新規インストール数に基づいた新料金の導入でゲーム開発者コミュニティに波紋を広げたUnity Technologiesが、米国時間の9月22日に修正案を公表した。Unity Personalプランおよび現在までのUnityエディタでビルドされたゲームを「Unity Runtime Fee」(以下ランタイム料金)の対象外にし、ランタイム料金の対象になるゲームについては収益シェアも選べるようにする。

Unityは9月12日に、新規インストール数に基づいたランタイム料金「Unity Runtime Fee」を2024年1月1日から導入すると発表した。無料で使い始められるUnity Personalプランでも、過去12カ月の収益が20万USドル以上でゲームのライフタイムインストール数が20万回に達すると、新規インストールあたり0.20ドルのランタイム料金が発生する。この突然の発表に、ゲーム開発者コミュニティから不満や戸惑いの声が噴出し、Unityから他のゲームエンジンへ移行する動きが広がり始めた。

そうした混乱や批判を受けて、Unityはコミュニティの意見を踏まえた対応を約束。22日に「An open letter to our community」を公開した。その中で、まずUnity Createをリードするマーク・ウイッテン(Marc Whitten)氏が事前の説明や意見収集を怠って新料金を発表したことを謝罪し、以下のようなコミュニティの懸念に対処する修正案を発表した。

  • Unity Personalはランタイム料金の対象から除外。また、Personalプランの使用条件である収益・ファンディング(過去12カ月)の上限を10万ドルから20万ドルに引き上げ、起動時の「Made with Unity」の表示義務を廃止する。
  • ランタイム料金の対象は2024年以降にリリースされるUnityの次のLTSバージョンから。
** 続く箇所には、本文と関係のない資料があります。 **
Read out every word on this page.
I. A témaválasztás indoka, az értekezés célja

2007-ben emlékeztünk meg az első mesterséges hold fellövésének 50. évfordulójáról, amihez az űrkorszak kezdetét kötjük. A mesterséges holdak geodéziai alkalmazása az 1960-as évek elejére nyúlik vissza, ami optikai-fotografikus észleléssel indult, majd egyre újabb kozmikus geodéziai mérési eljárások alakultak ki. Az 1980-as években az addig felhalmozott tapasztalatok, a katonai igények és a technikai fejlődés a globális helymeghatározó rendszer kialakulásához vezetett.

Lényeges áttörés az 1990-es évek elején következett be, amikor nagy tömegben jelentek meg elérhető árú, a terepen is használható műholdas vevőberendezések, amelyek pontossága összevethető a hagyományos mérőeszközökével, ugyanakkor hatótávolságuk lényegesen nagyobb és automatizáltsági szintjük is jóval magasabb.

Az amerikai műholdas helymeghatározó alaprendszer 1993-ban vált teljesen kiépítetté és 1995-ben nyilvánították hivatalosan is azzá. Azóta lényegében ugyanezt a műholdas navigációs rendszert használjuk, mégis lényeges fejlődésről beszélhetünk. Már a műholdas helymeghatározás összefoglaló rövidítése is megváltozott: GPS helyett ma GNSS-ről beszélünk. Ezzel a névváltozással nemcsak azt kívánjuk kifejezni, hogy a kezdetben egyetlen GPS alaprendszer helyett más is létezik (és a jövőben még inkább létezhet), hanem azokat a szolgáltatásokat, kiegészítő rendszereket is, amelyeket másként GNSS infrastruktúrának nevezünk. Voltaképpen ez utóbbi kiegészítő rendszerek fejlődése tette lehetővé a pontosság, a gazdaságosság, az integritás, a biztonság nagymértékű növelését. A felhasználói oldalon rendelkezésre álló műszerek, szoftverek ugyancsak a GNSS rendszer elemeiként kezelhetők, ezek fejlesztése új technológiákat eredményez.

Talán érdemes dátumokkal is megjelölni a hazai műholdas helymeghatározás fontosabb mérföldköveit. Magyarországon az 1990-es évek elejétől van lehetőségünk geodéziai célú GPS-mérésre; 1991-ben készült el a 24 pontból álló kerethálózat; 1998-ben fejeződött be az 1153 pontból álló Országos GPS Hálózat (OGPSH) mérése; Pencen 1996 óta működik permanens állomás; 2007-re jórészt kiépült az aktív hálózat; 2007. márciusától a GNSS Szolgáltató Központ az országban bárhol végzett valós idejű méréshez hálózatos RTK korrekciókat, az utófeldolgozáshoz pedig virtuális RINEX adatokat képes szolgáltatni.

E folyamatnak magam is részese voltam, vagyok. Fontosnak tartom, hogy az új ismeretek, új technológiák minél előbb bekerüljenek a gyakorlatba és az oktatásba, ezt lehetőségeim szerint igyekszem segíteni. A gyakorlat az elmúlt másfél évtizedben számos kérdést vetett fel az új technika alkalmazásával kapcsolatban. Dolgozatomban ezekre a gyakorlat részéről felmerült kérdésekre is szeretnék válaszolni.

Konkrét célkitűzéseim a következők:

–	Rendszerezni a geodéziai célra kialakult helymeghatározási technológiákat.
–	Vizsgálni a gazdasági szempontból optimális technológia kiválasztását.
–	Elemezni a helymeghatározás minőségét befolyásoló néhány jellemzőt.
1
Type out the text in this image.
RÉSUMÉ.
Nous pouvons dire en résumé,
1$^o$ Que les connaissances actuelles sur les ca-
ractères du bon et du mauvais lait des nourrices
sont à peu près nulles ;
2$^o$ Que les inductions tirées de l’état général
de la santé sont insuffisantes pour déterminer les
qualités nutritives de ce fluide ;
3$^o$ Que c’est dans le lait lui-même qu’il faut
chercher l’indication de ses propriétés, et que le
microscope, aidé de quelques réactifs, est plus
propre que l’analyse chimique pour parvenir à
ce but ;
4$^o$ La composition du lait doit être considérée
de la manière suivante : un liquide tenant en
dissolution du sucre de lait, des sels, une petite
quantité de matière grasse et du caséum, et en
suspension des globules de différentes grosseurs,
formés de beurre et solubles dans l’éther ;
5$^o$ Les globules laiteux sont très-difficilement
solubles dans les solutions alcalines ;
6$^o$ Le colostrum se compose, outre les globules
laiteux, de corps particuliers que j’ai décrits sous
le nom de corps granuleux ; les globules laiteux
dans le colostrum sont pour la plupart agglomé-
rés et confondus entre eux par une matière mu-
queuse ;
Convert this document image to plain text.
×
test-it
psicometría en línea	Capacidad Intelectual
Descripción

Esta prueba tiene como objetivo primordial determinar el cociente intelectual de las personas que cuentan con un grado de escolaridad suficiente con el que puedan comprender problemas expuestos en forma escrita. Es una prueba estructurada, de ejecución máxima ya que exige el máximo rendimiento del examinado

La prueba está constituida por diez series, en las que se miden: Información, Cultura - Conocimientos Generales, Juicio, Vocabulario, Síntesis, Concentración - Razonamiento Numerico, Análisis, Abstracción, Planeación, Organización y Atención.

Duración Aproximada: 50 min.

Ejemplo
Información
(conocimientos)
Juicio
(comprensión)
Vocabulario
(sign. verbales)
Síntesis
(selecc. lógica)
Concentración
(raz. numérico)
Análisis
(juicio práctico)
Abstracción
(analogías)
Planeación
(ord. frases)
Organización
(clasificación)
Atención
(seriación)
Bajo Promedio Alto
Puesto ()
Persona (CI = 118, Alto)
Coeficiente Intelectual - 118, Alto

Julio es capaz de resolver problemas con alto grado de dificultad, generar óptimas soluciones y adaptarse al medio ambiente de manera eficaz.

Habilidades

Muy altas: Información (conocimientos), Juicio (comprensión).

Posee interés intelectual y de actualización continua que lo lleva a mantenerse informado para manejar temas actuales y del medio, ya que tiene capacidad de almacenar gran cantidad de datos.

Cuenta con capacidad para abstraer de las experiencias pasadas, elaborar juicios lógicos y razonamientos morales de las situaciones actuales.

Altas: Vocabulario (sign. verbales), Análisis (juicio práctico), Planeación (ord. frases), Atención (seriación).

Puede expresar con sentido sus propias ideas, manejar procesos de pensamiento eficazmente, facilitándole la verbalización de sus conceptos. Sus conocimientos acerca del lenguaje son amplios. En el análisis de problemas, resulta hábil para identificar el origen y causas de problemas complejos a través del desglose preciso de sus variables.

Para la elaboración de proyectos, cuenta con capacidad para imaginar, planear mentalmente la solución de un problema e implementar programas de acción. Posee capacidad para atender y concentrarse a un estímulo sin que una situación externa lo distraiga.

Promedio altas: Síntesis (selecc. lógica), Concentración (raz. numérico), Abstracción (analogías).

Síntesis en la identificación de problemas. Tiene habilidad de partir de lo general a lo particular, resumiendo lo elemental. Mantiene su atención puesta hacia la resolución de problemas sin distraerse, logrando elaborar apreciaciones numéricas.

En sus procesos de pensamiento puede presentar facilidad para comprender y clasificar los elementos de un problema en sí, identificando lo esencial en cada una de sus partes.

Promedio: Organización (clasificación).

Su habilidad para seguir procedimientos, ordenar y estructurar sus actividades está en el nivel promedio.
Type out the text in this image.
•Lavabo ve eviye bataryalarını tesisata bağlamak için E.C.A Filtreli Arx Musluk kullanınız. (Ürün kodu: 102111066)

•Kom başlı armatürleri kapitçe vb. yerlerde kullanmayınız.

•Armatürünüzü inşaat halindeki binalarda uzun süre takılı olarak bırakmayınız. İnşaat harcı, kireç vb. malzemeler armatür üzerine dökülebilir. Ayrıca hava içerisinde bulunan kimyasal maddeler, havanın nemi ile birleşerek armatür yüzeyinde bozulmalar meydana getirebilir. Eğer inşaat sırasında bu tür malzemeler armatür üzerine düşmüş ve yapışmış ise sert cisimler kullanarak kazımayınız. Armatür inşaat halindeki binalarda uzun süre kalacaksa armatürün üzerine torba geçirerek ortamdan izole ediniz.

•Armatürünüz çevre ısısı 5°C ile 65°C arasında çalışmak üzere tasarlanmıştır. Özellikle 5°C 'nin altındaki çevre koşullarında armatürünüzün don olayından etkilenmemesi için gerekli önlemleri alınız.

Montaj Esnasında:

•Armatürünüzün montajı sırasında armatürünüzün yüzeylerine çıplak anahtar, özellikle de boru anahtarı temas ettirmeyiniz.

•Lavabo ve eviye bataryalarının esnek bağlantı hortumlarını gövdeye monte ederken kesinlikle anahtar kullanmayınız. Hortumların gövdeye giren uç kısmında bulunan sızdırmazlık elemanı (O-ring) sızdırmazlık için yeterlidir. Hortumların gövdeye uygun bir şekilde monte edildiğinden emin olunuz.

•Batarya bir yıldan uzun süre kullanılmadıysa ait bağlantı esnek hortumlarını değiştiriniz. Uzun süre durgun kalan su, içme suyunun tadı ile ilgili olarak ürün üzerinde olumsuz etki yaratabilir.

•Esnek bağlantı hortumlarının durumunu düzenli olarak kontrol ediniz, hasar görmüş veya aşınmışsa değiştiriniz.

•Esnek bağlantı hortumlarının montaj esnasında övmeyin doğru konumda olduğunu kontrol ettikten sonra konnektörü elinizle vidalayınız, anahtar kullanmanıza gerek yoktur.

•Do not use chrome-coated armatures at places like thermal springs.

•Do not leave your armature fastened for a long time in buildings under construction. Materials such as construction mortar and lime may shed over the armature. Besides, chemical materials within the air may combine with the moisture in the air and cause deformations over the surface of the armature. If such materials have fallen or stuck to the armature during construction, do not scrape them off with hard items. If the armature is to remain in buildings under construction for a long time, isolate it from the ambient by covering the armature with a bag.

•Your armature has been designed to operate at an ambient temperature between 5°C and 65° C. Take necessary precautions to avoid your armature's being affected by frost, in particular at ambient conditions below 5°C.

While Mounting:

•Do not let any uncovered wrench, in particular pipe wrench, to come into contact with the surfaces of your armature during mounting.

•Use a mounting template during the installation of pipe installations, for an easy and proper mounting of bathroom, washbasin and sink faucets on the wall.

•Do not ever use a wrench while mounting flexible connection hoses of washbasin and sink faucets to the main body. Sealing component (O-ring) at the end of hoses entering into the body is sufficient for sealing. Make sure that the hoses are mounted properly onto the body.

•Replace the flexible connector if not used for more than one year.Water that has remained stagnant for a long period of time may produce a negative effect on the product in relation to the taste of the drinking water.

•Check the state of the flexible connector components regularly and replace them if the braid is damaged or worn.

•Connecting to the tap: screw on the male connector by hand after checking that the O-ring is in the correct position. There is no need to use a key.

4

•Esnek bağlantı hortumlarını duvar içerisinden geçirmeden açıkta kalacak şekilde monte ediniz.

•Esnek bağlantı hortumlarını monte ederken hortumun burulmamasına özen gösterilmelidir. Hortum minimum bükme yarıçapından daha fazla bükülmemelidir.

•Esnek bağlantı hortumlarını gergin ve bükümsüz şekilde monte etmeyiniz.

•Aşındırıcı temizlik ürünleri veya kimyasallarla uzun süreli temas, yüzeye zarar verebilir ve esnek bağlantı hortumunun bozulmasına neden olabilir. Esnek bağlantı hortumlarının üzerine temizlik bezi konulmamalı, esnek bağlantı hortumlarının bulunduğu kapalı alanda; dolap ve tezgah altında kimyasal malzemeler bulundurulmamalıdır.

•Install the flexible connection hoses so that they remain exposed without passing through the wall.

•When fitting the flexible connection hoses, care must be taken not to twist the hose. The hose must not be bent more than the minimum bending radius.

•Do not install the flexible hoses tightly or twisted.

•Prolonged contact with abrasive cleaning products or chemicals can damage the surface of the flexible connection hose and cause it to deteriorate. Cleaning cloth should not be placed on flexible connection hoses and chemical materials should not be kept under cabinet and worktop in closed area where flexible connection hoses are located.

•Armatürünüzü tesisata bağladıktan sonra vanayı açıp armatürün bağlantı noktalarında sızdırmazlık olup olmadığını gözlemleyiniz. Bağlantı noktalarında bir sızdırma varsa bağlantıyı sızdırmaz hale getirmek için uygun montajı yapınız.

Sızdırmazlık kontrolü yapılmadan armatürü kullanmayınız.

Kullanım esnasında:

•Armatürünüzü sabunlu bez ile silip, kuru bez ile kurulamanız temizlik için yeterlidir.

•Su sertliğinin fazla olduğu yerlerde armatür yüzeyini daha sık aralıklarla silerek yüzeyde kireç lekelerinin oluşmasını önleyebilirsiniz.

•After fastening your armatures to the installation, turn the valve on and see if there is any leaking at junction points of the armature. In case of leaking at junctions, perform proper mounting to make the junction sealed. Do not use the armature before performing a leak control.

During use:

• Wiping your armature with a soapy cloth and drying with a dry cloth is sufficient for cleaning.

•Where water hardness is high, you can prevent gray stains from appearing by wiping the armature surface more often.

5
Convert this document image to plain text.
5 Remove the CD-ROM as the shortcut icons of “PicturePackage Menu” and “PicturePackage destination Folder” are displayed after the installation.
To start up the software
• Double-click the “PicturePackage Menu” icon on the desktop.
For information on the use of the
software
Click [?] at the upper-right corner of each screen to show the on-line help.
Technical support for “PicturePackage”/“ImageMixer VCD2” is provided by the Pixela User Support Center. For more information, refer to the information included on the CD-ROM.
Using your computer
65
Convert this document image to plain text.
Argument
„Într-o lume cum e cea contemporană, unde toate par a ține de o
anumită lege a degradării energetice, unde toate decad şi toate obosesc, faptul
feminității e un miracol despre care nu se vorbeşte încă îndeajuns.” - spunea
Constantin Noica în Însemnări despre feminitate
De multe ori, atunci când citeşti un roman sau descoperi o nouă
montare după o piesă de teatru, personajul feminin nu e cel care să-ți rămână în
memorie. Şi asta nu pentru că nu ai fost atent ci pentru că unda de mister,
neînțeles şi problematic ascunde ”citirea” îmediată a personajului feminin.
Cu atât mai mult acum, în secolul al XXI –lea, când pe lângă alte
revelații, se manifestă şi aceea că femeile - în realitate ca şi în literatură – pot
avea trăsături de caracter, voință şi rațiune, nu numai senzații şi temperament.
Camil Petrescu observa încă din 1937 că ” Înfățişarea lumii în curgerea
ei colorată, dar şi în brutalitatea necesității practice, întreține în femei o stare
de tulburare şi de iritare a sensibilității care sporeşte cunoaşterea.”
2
それより前のバージョンでビルドされたゲームはランタイム料金の対象にはならない。利用規約は、ユーザーが使用しているUnityエディタのバージョンの条件が適用される。
  • ランタイム料金が発生する新たなしきい値:過去12カ月の収益が100万USドルかつイニシャルエンゲージメント100万件。
  • ランタイム料金が発生する場合、2.5%の収益シェアか、毎月のイニシャルエンゲージメントに基づいて算出される料金のいずれかを選べる。どちらの数字もユーザーが所有するデータに基づいた自己申告でよい(常に低い金額を選択可能)。